Il y a une scène étonnante dans le documentaire où Caro, assise dans la maison d’enfance de Lyndon Johnson, raconte comment elle a parlé au frère de Johnson, qui était alors atteint d’un cancer, et lui a fait dire la vérité sur Johnson. Les fausses anecdotes folkloriques qui avaient hanté Johnson pendant des années ont disparu alors que le frère partageait l’histoire plus sombre de ce qui s’était réellement passé. Caro a commencé à reconstituer l’histoire de la façon dont Johnson, en tant que président, a dirigé une législation (droits civiques, assurance-maladie) qui a révolutionné la vie des gens, coupant également la gorge et détruisant l’éthique dans le processus. L’auteur a décidé qu’il voulait amener les lecteurs à s’identifier au « désespoir » de Johnson. Il a collé une fiche sur une lampe qui disait: « Y a-t-il du désespoir de ce côté? » Découverte par les reportages persistants de Caro, la révélation que Johnson a volé les élections sénatoriales du Texas en 1948 ouvre la voie à une vision profondément humaine du fonctionnement de la politique et de la corruption en Amérique dansent ensemble.

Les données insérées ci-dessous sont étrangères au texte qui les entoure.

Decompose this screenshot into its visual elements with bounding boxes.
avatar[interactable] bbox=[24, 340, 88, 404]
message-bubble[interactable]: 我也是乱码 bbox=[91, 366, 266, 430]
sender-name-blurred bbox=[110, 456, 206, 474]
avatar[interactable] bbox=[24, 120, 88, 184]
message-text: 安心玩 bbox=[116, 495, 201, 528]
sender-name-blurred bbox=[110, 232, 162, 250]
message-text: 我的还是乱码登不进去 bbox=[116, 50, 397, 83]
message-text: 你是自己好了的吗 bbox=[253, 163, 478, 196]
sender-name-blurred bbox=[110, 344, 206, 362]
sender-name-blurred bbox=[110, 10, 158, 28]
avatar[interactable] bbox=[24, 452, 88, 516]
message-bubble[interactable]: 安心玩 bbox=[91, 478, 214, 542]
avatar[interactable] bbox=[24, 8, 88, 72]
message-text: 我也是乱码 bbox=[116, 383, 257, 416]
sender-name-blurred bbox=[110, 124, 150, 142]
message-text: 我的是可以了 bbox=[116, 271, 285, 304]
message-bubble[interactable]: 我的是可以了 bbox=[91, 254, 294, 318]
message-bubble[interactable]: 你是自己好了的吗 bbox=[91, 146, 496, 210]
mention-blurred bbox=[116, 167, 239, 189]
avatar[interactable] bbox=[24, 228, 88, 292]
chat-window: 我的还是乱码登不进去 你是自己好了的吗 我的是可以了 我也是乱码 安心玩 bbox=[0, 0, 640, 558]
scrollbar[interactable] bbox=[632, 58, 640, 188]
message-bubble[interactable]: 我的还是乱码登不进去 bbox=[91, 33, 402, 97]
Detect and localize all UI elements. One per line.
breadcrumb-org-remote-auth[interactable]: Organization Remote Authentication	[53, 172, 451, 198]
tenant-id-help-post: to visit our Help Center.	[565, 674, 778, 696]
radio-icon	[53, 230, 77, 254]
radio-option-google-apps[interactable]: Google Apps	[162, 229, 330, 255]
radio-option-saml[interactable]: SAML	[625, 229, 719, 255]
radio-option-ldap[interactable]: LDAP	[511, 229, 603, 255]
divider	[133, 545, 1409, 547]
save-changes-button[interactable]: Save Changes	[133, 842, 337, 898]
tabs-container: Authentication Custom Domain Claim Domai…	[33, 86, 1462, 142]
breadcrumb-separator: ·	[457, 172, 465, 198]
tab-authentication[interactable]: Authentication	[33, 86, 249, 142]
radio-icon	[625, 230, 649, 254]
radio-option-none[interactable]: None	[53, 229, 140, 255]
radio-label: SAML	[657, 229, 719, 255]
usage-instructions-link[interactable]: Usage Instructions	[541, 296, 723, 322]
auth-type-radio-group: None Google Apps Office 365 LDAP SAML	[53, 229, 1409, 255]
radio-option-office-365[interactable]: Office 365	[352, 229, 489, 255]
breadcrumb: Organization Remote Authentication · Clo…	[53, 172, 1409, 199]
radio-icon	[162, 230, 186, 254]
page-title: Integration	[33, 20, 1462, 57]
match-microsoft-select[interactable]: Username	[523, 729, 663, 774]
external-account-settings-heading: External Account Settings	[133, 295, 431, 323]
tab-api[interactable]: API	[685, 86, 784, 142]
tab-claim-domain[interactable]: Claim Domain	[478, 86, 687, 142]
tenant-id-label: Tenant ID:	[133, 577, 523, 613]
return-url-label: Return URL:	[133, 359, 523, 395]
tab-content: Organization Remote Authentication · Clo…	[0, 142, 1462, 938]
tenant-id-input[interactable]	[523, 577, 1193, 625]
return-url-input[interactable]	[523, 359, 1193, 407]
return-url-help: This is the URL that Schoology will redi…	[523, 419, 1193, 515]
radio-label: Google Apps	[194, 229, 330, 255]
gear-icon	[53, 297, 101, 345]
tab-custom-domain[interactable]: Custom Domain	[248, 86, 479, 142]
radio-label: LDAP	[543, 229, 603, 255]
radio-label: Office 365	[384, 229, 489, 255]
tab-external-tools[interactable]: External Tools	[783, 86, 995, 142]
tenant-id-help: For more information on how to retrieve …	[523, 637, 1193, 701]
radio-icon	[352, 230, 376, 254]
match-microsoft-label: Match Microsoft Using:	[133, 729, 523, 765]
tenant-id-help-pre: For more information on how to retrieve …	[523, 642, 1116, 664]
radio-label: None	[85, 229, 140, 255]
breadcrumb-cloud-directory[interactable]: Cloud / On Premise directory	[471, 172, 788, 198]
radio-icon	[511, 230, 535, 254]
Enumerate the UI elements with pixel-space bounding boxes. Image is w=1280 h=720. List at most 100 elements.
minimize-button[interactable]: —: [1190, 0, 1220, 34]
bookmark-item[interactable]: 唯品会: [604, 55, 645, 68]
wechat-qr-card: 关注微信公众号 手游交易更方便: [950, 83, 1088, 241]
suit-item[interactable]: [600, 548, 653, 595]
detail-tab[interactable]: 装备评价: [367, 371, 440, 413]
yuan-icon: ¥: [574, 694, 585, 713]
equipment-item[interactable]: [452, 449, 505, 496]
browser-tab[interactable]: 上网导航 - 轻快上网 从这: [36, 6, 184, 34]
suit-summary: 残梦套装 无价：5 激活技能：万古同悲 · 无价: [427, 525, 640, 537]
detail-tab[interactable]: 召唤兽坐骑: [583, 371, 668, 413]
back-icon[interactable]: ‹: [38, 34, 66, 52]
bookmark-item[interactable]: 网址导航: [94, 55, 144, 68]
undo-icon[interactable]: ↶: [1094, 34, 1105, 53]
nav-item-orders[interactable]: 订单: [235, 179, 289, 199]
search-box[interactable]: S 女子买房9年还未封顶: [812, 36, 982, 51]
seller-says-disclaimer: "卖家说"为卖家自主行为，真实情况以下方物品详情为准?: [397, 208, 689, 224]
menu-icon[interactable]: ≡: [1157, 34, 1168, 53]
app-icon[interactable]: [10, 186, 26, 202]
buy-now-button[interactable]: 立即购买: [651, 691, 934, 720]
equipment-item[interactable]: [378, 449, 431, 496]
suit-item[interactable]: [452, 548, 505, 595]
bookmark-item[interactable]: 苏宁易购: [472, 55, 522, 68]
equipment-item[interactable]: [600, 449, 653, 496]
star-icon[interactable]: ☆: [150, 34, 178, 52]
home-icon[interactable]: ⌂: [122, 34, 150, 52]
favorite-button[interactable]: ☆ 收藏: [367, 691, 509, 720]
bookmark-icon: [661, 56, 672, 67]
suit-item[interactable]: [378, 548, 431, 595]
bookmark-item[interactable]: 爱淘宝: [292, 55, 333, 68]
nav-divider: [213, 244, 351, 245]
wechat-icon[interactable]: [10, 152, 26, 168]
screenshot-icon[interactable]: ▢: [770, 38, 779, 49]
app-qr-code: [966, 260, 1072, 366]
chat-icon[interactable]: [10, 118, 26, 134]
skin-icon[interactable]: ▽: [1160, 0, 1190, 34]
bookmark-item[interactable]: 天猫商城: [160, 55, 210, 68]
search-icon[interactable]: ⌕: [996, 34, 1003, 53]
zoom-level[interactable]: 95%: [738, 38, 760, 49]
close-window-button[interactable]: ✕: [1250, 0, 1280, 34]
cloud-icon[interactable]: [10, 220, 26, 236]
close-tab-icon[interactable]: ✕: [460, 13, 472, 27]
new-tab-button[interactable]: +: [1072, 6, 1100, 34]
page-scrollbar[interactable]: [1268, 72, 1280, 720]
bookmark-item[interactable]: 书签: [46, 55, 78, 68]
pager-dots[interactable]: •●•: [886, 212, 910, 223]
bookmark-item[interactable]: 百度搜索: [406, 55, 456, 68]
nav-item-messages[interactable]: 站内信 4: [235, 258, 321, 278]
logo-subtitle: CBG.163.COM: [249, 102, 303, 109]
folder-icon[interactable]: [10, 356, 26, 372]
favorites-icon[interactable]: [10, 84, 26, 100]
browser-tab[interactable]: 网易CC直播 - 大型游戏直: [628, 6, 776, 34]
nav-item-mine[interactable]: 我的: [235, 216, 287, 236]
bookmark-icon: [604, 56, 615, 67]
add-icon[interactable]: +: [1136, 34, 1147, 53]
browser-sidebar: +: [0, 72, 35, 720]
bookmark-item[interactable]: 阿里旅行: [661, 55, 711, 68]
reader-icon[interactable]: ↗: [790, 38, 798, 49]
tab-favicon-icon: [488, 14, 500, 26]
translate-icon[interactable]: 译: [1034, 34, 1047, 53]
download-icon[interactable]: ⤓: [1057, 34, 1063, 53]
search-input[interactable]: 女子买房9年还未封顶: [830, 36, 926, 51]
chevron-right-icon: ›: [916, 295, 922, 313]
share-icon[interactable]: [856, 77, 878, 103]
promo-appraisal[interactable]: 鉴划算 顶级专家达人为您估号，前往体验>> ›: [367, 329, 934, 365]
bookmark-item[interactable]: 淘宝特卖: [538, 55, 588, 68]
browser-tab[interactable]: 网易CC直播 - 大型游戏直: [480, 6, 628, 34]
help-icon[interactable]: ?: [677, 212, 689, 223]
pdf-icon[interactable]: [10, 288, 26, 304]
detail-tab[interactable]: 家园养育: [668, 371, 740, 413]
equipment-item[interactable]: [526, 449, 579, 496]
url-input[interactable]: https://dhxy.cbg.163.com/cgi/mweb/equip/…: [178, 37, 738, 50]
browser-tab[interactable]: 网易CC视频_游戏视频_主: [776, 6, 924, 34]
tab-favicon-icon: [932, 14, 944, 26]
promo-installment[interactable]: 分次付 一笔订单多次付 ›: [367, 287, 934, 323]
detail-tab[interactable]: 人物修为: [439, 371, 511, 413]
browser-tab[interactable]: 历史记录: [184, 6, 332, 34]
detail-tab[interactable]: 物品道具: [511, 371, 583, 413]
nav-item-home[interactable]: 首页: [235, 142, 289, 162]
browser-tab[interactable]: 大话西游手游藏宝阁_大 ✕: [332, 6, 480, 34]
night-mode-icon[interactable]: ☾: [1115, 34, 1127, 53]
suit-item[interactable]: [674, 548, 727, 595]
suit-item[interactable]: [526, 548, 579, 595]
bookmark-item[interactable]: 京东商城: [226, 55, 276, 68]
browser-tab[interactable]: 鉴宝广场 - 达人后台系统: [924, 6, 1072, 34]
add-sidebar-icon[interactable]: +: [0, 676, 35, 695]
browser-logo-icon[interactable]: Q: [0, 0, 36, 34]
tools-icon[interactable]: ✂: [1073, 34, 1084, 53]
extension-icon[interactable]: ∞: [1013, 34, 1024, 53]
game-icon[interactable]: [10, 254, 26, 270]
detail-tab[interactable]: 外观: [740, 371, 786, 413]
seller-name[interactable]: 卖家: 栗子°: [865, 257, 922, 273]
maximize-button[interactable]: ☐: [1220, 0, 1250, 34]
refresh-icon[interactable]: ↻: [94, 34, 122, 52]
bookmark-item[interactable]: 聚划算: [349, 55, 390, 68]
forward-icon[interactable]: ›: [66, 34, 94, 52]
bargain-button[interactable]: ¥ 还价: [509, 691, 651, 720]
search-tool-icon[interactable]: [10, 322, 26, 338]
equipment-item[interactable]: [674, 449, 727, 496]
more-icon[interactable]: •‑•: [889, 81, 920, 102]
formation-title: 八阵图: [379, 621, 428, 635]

Dans Turn Every Page, on ne voit jamais Caro et Gottlieb dans la même pièce — du moins pas jusqu’à la fin, lorsqu’ils s’assoient pour une séance de montage, bien que les deux hommes n’aient pas permis qu’elle soit filmée avec le son. (C’est à quel point leur processus d’édition est top secret.) Pourtant, ce que ces deux personnages vieillissants mais vitaux ne cessent de nous dire, avec l’affection piquante de leur camaraderie croisée, c’est ce que l’édition peut être : une quête sacrée pour créer quelque chose que les lecteurs connectent. comme le fait la religion.
Comme on le voit, Caro a un véritable culte des gens qui adorent ses livres (dont Conan O’Brien, Ethan Hawke, Lisa Lucas et David Remnick, tous interviewés) et qui attendent le cinquième tome de la biographie de Johnson comme un survivant. une tablette de pierre. Turn Every Page est enraciné à une époque où les gens pouvaient penser aux livres de cette façon. On pourrait donc dire que le film est nostalgique d’une époque perdue de l’édition. Mais le terme « nostalgie » ne rend pas justice à la raison pour laquelle des livres comme celui-ci étaient autrefois importants, et le sont peut-être encore. Ils sont immersifs, ils font partie de l’histoire – mais au-delà de cela, ils sont les fondements d’une société civilisée. Ce sont des livres qui, à une époque où la durée d’attention est réduite et les médias narcotiques, nous rappellent que la vue d’ensemble est la vraie image. Tout le reste n’est que fragments.